I am not an art history major.
Don’t get me wrong; art history is an important field with a lot of depth, but the Woodrow Wilson School of Public and International Affairs is where I expect to get my degree. So when I signed up for the freshman seminar Visual Art and the Representation of Knowledge, taught by Susanna Berger, I was following standard freshman advice: join at least one “fun-course-description-takes-priority-over-prerequisites” class while you still can.
Like most freshman advice, it proved to be correct. Visual Art’s fun course description translated into engaging discussions on everything from hieroglyphics to comic books. On field trips to the Princeton University Art Museum, the Metropolitan Museum of Art, and the Museum of Modern Art, we had access to the primary sources at the root of our papers, which made research both more authentic and more exciting. The first two papers were limited to a certain collection or time period, relevant to weekly readings. The final research project, however, was a 10-page visual analysis of any artwork of our choice.
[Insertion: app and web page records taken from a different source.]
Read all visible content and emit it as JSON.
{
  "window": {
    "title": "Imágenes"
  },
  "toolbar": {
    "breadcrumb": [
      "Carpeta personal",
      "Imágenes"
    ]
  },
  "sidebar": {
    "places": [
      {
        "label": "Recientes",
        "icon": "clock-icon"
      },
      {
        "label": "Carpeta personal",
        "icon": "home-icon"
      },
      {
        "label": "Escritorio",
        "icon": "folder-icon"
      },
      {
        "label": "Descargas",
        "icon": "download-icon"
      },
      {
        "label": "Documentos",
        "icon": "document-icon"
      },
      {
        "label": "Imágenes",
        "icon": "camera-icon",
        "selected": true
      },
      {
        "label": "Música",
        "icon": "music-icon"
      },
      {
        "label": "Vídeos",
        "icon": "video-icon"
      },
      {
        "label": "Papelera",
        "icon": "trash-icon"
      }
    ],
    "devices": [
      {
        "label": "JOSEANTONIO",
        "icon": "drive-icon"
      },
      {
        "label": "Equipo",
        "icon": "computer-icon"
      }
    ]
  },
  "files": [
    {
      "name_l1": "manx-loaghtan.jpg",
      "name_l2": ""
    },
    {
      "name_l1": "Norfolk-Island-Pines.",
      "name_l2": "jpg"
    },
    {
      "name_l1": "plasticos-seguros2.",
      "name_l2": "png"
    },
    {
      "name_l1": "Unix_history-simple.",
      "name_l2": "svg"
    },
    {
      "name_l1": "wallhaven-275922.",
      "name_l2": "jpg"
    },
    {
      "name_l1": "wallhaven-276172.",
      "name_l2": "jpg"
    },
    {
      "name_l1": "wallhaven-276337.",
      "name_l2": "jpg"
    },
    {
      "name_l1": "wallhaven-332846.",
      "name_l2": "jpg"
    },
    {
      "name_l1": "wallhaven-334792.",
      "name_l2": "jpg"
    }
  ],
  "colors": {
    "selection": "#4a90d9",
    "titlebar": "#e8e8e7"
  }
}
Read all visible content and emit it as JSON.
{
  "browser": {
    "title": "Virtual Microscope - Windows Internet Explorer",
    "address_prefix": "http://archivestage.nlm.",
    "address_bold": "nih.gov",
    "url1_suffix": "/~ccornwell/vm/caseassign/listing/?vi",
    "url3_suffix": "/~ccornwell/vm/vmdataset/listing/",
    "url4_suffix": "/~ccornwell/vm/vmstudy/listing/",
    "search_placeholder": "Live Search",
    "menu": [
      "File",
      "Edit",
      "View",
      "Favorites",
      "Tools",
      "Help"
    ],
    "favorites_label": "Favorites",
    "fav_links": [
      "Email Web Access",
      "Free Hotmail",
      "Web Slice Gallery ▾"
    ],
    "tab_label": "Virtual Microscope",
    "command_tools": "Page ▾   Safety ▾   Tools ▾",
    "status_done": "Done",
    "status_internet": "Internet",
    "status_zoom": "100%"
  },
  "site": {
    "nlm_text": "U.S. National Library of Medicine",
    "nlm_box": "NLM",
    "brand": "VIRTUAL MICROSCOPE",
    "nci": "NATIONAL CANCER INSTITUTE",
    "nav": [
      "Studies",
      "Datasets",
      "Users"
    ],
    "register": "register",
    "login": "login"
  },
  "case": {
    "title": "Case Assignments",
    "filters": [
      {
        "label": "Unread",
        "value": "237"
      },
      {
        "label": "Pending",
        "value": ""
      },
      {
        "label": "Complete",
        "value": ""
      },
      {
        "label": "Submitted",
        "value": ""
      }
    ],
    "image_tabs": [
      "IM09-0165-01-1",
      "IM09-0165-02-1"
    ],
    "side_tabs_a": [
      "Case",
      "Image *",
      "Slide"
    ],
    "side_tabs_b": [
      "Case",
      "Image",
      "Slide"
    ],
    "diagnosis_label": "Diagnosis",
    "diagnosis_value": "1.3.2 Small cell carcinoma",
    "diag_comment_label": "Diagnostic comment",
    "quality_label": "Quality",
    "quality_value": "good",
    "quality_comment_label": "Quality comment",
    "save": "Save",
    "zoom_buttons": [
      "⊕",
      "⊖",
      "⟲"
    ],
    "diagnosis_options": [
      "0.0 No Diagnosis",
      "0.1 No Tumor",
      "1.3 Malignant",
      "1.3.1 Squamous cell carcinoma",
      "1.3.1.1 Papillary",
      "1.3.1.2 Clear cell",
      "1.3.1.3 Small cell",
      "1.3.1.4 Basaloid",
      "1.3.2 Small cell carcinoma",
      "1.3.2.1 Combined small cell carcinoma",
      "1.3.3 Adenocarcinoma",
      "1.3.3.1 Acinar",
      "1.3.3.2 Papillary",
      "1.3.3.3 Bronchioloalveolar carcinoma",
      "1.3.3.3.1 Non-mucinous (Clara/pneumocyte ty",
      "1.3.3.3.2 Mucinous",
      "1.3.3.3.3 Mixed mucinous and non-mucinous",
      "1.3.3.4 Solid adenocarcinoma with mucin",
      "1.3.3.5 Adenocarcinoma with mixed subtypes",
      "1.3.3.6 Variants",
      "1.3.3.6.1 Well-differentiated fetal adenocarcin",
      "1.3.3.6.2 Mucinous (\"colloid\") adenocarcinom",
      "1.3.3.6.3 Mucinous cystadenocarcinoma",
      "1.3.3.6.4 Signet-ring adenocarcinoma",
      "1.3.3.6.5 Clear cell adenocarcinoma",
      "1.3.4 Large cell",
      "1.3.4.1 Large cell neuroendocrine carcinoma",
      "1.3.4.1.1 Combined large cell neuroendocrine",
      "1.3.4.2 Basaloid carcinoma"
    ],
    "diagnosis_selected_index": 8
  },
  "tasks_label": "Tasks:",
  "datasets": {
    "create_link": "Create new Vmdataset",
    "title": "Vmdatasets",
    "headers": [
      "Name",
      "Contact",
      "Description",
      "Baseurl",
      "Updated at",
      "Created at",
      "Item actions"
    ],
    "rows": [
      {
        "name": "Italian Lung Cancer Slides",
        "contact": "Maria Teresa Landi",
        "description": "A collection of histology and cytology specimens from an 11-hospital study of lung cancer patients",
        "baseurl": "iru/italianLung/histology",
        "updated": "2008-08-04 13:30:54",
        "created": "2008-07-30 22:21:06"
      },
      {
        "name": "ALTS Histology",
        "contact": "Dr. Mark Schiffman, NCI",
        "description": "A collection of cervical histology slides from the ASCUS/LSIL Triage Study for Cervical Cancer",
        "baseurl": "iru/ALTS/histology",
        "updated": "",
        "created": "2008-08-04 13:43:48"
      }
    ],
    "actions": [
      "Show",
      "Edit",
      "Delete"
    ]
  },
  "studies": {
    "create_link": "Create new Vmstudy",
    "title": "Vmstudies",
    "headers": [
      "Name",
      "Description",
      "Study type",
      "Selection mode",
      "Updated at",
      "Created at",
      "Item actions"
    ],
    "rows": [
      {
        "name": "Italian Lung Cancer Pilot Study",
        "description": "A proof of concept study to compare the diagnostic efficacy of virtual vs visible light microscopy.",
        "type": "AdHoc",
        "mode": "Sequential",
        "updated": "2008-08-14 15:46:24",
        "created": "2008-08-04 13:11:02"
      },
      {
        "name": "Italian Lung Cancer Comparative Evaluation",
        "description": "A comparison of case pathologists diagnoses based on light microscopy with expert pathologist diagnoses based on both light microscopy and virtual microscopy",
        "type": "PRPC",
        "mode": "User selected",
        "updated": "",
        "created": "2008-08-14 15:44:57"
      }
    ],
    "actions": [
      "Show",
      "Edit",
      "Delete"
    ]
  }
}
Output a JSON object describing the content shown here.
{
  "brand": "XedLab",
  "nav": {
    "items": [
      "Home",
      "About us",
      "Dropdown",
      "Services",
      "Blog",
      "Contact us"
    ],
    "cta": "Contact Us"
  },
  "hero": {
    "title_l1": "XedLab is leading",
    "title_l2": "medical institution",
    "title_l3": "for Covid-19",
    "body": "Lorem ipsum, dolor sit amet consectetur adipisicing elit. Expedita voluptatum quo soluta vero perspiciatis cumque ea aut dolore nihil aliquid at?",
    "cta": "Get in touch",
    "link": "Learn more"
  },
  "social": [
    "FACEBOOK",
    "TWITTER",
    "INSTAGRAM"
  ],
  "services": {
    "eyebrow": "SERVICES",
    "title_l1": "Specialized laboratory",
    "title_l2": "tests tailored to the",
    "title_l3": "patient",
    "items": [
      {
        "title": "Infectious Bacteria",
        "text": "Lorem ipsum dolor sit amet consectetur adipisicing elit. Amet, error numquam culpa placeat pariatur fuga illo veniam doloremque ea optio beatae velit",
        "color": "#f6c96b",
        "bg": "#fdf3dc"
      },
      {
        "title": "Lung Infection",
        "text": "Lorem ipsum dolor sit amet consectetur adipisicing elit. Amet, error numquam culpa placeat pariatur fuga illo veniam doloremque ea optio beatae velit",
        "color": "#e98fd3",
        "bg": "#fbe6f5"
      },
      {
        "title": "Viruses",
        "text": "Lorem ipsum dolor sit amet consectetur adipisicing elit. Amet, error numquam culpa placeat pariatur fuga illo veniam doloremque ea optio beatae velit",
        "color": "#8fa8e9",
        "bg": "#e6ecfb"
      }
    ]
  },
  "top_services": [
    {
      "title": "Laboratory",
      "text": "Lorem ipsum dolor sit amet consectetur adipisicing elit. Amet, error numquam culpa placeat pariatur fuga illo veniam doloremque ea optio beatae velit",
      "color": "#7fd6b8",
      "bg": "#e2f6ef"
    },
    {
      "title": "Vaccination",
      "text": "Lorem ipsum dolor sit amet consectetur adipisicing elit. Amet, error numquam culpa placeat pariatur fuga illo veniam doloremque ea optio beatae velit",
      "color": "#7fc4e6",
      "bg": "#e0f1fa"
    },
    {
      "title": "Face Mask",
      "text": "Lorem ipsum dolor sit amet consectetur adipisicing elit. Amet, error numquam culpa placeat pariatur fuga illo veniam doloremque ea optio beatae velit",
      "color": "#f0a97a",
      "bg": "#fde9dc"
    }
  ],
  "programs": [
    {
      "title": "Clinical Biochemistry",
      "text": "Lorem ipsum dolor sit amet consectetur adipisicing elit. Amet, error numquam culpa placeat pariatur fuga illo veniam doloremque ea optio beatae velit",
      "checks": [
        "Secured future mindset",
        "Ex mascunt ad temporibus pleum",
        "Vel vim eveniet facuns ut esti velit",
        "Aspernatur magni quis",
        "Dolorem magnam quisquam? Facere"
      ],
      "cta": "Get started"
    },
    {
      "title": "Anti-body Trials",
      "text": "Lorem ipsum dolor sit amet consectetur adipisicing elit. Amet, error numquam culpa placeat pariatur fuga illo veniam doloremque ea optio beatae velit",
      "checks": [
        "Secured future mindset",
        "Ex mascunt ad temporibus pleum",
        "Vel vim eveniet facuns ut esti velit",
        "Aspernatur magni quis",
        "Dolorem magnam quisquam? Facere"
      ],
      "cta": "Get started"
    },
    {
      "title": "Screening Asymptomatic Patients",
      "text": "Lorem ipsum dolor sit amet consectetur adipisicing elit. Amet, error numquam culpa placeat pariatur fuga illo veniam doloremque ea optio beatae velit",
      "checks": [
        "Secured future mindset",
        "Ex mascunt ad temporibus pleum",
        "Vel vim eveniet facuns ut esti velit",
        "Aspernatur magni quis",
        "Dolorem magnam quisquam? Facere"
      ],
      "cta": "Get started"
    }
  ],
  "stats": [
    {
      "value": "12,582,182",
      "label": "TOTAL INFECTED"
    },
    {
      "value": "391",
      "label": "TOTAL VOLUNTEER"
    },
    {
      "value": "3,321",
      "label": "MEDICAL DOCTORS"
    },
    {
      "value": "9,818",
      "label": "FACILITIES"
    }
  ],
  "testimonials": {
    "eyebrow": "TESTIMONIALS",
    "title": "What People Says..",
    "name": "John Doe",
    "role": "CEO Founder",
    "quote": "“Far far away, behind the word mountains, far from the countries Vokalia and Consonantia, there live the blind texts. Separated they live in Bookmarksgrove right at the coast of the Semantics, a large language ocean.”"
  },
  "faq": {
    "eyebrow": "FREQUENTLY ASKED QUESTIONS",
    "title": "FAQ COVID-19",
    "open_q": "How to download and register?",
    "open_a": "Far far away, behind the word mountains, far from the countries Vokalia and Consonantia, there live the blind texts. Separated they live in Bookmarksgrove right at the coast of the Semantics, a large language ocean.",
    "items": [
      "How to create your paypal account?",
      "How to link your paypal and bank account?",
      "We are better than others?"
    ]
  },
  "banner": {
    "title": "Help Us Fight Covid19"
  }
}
In art history, free choice is inherently daunting. With work spanning thousands of years across all continents, focusing on an original, worthy thesis topic involves a lot of questions. What more can be said about Michelangelo’s David? What can’t be said about Da Vinci’s Mona Lisa? And does Duchamp’s Fountain even fit in the same category? These are classic art history questions, and I cycled through them at first, trying to think like an art history major.
But I am not an art history major.
Taking a step back, I thought about how art intersected my experience in public affairs. I’d seen images generate excitement at community events and campaign offices during the 2012 presidential election, as a Summer Organizing Fellow for Obama for America. Regardless of voters’ political views, the Obama Hope Poster always earned a reaction, even though it was created for the previous election cycle. Here was a recent artwork with an enduring effect, not yet fully explained. It was exactly the kind of topic that deserved thorough art historical investigation … perhaps not the first one that comes to mind, it’s true; but by looking for the crossover between a seminar and a summer fellowship, I found one of the most rewarding research experiences I’ve ever had.
After investigating journals, newspapers, and even memes from 2008, I felt confident enough to reach a conclusion: the Hope Poster became an iconic symbol because it legitimizes Obama as a presidential candidate while asserting the originality of his national vision. But if you’re not an art history or public affairs major, I can offer you this conclusion instead: I’ve learned that the best way to find a research question is to ask it yourself, unrestricted by the traditional boundaries of a field. Visual Art introduced me to the tenets that shaped art history so I could analyze a phenomenon that shaped my life.
So that non-required course you’re not sure about? Take it. And that research project at the end of the semester? Take a risk. It might not affect your undergraduate concentration, but it’s the best way to discover something major.